Keep the graph aligned with the repo as you change code:
| Change | DSP action |
|---|---|
| New file | create-object (or create-function) and add-import for each new edge |
| New public function / exported API | create-function, then create-shared from the owning module, and add an @dsp marker in source if your workflow uses it |
| New import | add-import <importer-uid> <imported-uid> "why this dependency exists" |
| Delete code | remove-entity / remove-import / remove-shared as appropriate |
| Move or rename a file | move-entity <uid> "new/path.ts" |
| Internal-only edits (private helpers, same file) | No DSP update required |
Example — new import after you already have UIDs from find-by-source:
python dsp-cli.py --root . add-import obj-aaaabbbb obj-ccccdddd "Shared validation schemas for login"Before you change a public contract or a widely used module:
-
Who depends on this, transitively? (walk up the import graph)

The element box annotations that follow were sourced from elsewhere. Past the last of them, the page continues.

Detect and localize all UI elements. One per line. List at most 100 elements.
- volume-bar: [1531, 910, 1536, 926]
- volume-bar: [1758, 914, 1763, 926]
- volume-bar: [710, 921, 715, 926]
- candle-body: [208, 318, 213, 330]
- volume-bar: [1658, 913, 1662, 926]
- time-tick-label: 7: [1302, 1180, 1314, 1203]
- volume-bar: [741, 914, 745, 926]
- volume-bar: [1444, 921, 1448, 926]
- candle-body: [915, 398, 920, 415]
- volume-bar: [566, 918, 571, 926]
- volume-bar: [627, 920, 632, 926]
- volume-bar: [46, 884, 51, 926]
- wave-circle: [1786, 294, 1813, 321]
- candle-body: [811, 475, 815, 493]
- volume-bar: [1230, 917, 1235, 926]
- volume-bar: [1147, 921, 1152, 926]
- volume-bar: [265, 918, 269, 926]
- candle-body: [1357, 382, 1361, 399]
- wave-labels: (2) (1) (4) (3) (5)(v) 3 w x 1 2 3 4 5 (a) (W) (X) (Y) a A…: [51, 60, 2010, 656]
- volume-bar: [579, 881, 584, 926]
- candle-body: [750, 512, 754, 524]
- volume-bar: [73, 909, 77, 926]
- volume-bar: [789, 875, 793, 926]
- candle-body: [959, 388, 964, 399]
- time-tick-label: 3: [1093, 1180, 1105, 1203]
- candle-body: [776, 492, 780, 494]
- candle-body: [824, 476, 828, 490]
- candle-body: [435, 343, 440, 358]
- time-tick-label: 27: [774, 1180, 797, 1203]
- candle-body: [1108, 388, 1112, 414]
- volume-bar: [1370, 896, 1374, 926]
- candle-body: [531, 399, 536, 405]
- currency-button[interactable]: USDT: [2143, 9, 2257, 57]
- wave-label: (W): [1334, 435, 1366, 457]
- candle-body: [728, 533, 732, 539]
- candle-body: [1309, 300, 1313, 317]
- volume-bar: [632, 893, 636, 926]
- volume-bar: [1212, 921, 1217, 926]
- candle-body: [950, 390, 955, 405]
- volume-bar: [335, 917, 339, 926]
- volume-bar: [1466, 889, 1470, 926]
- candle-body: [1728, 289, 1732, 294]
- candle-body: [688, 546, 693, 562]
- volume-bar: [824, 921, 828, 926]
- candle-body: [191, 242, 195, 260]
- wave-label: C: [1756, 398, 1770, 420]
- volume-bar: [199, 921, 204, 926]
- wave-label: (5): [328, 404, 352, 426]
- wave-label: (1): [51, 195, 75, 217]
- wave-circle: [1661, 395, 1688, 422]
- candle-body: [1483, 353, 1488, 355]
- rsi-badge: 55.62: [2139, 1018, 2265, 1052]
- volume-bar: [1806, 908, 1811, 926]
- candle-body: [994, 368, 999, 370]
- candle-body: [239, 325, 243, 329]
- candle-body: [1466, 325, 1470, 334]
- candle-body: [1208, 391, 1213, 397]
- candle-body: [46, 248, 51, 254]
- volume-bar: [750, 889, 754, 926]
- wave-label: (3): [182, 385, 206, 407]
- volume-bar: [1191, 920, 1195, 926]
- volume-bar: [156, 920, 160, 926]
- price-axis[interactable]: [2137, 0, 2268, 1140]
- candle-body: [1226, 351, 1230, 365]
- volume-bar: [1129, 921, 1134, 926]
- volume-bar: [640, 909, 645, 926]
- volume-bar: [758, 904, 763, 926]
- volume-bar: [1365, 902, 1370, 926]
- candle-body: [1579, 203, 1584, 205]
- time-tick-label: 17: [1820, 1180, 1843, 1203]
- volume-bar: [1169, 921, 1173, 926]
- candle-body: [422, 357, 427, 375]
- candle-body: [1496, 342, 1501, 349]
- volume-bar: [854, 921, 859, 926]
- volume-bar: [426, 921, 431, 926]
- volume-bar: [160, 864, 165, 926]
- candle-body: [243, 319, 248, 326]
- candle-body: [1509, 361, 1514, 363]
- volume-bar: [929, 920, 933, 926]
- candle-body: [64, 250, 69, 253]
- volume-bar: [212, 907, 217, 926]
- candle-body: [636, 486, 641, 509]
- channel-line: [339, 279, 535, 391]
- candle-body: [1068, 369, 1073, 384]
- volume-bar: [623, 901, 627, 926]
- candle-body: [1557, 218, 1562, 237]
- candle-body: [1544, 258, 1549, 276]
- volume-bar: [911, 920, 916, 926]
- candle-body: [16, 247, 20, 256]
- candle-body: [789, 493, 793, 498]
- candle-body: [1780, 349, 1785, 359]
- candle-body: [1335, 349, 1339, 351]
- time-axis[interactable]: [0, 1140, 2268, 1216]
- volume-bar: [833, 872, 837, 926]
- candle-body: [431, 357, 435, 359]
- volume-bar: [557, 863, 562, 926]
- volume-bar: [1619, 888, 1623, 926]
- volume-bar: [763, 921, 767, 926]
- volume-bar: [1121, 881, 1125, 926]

python dsp-cli.py --root . get-parents obj-targetuid --depth inf -
Who imports this directly?
python dsp-cli.py --root . get-recipients obj-targetuid
Review all consumers surfaced by these commands before renaming exports, changing signatures, or deleting shared entities.
Optional automation around .dsp/:
- Pre-commit: compares new / deleted files in the index against the graph so obvious drift is caught early.
- Pre-push: runs full graph checks (e.g. orphans, cycles) before the change leaves your machine.
- Agent-assisted review: deeper LLM-powered analysis can sit alongside these checks in your workflow (see hook README in-repo).
Install (Unix-like):
./hooks/install-hooks.shOn Windows, use hooks/install-hooks.ps1 if you use the PowerShell installer path, or run the shell script from Git Bash / WSL.
- ARCHITECTURE.md — full protocol and storage model
- docs/workflows/brownfield.md — detailed brownfield workflow
- docs/workflows/greenfield.md — detailed greenfield workflow
- docs/comparisons/ — DSP vs GSD, DSP vs Superpowers, and related notes
- integrations/ — Claude Code, Cursor, Codex integration packs
Even if you're adding DSP to an existing project, dsp-boilerplate is a great reference to see how a properly bootstrapped DSP graph looks in practice — entity structure, @dsp markers in code, import edges with why, multi-root TOCs, and integration configs for all agents.
You now have DSP initialized, a mental model for brownfield vs greenfield, and the commands to navigate, update, and analyze impact. Run python dsp-cli.py --root . get-stats anytime to see how your graph is growing.